The speech made by Christine Jardine, the Liberal Democrat MP for Edinburgh West, in the House of Commons on 3 March 2021.
It is an honour to follow the hon. Member for South Ribble (Katherine Fletcher). I think we all appreciate that the Chancellor’s statement today comes at a time when the covid-19 virus has had far-reaching and, in some cases, life-changing and even life-ending consequences for far too many of our constituents. People have seen the well-planned, well-financed future they had built for their families swept away by the virus. Businesses are now on the brink because they followed responsibly the rules laid down by the Government. While there are some steps in the Budget that I am sure will be welcomed, it does not go far enough for the many who have suffered the most, such as those on lower incomes, for whom the freeze on the tax threshold will mean a real- terms loss in their income.

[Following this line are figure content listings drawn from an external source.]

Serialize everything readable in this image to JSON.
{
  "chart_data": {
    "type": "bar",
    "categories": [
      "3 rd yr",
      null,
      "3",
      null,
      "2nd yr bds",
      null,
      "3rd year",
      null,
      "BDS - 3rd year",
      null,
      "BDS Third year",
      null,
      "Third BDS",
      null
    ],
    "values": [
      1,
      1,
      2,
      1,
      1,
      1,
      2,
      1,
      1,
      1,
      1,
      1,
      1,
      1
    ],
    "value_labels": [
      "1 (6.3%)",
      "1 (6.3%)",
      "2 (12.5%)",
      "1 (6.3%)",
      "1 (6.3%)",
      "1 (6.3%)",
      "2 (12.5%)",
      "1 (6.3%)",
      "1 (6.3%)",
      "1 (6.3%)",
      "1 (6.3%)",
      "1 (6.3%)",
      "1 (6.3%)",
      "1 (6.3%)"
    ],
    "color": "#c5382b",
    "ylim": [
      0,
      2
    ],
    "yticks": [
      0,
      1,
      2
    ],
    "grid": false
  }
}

Today, a million small businesses and small-business owners who have been fighting desperately to stay afloat and protect jobs and livelihoods were looking to the Chancellor to extend a lifeline—something to get them through the next few months and out on the other side of this pandemic. While there will be changes to corporation tax in two years’ time, that is two years’ time. What about tomorrow, next week and next month? I am sorry, but what we have heard today falls far short of what those small businesses needed. We need to get shops, tradesmen, hairdressers and florists, who are the backbone of our economy and the heart of our communities, through the next few months and they needed changes now. They have lost income and revenue to pay the rent costs, which are building up, and they are accruing debt.
Five billion pounds for small businesses is not enough. What the Chancellor has announced does not even touch the sides of the problem. What we need, and what Liberal Democrats have been calling for, is a £50 billion recovery fund to help small businesses meet their costs and replace their lost revenue until they are able to trade properly again, until the economy is open—£25 billion over three months, totalling £50 billion. We have seen in Germany that it can succeed.
We have also called on the Chancellor to implement a zero business rates policy for all small businesses in 2021-22. While maintaining the VAT cut for hospitality is essential, we would have liked to see that stay in place until the end of the financial year, not just until September, and not just for hospitality but for all businesses. VAT deferral would allow them to free up capital to invest in their business.
The extensions to furlough, to self-employment support and to the universal credit uplift all needed to go much further. Furlough should be extended for as long as we need it, and all the self-employed and excluded should be brought into it. Too many people who have been left out will remain so after this Budget. There are 3 million people who have had no financial support at all in this crisis, and only 600,000 of them, according to the Chancellor’s own figures, will be helped. The gaps in support all-party parliamentary group gave the Chancellor a plan that would have helped those left out. Why did he not take it?
As for the universal credit uplift, even with it, the UK still has one of the least generous social welfare systems in the OECD, and one that we all know is seriously flawed. The uplift is due to end when unemployment could rise again, as the furlough scheme, which has kept it down, comes to an end. Therefore, when will the Government listen to the voices across the country, and from all political parties, that are calling for pilots and trial schemes of a universal basic income, which would have meant that nobody fell through the cracks during this crisis?
Now we all look to September and wait for the Chancellor’s next batch of patches. I am left today with far too few answers and too many questions. Why is our economic performance so much worse than those of other countries? Why is support for small businesses and the self-employed so little, especially for those so hard hit by Brexit? There is no long-term reform of business rates. Why is there nothing on social care and carers? Why so unambitious on our future green industries? There are no tax incentives for transitioning away from a carbon economy, and there is nothing to replace the green homes grant. But there is a tax hike on the lowest paid, by freezing the threshold next year. Simply mitigating the problems caused by covid will not repair the economy or provide the investment for the growth that we need for recovery.
Small businesses, families and self-employed people up and down this country were watching today, hoping for something to repay their commitment and their sacrifice in fighting this pandemic—a fair response from the Government, not self-congratulations on having done so well. The Chancellor, at the beginning of his statement, promised us a Budget to meet the moment. I am afraid that I do not think he has fulfilled that pledge.